1. A log listing the names of residents participating in this arrangement;

2. The resident demographic data required under this subsection;

3. The medical examination described in Rule 58A-5.0181, F.A.C.;

4. The resident’s contract described in Rule 58A-5.025, F.A.C.; and 

5. A health care provider’s order for a therapeutic diet if such diet is prescribed and the resident participates in the meal plan offered by the facility.

(p) Except for resident contracts which must be retained for 5 years, all resident records shall be retained for 2 years following the departure of a resident from the facility unless it is required by contract to retain the records for a longer period of time. Upon request, residents shall be provided a copy of their resident records upon departure from the facility.

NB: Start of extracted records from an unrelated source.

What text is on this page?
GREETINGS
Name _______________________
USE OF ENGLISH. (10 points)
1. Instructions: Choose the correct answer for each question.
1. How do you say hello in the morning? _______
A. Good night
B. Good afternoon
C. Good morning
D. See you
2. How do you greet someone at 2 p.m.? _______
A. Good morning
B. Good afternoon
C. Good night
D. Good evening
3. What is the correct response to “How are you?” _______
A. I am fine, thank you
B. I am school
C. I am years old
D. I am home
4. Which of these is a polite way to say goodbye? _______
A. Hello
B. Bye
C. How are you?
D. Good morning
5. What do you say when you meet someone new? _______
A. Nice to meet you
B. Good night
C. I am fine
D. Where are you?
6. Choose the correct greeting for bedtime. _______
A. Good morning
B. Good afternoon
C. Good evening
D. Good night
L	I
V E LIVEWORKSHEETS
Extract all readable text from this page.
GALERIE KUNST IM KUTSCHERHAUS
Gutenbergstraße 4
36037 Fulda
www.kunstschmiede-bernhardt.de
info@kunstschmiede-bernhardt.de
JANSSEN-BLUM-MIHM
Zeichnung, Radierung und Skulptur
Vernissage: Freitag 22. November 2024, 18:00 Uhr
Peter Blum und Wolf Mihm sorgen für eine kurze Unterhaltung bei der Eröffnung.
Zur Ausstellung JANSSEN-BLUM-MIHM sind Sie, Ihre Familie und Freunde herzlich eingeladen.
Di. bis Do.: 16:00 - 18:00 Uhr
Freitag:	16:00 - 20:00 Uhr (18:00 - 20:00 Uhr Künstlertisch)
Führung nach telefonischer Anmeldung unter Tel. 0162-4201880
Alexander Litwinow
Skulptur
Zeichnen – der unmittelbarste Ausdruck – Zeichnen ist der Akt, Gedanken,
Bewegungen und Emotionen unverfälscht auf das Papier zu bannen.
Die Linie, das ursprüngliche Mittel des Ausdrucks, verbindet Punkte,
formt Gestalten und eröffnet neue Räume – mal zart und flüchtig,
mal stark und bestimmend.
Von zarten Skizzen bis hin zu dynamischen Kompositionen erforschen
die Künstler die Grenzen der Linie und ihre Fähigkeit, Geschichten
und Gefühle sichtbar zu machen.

(q) Additional resident records requirements for facilities holding a limited mental health, extended congregate care, or limited nursing services license are provided in Rules 58A-5.029, 58A-5.030 and 58A-5.031, F.A.C., respectively.

(4) RECORD INSPECTION.

(a) All records required by this rule chapter shall be available for inspection at all times by staff of the agency, the department, the district long-term care ombudsman council, and the advocacy center for persons with disabilities.

(b) The resident’s records shall be available to the resident, and the resident’s legal representative, designee, surrogate, guardian, or attorney in fact, case manager, or the resident’s estate, and such additional parties as authorized in writing.

(c) Pursuant to Section 429.35, F.S., agency reports which pertain to any agency survey, inspection, monitoring visit, or complaint investigation shall be available to the residents and the public.

1. Requestors shall be required to provide identification prior to review of records.

2. In facilities that are co-located with a licensed nursing home, the inspection of record for all common areas shall be the nursing home inspection report.

(d) The facility shall ensure the availability of records for inspection.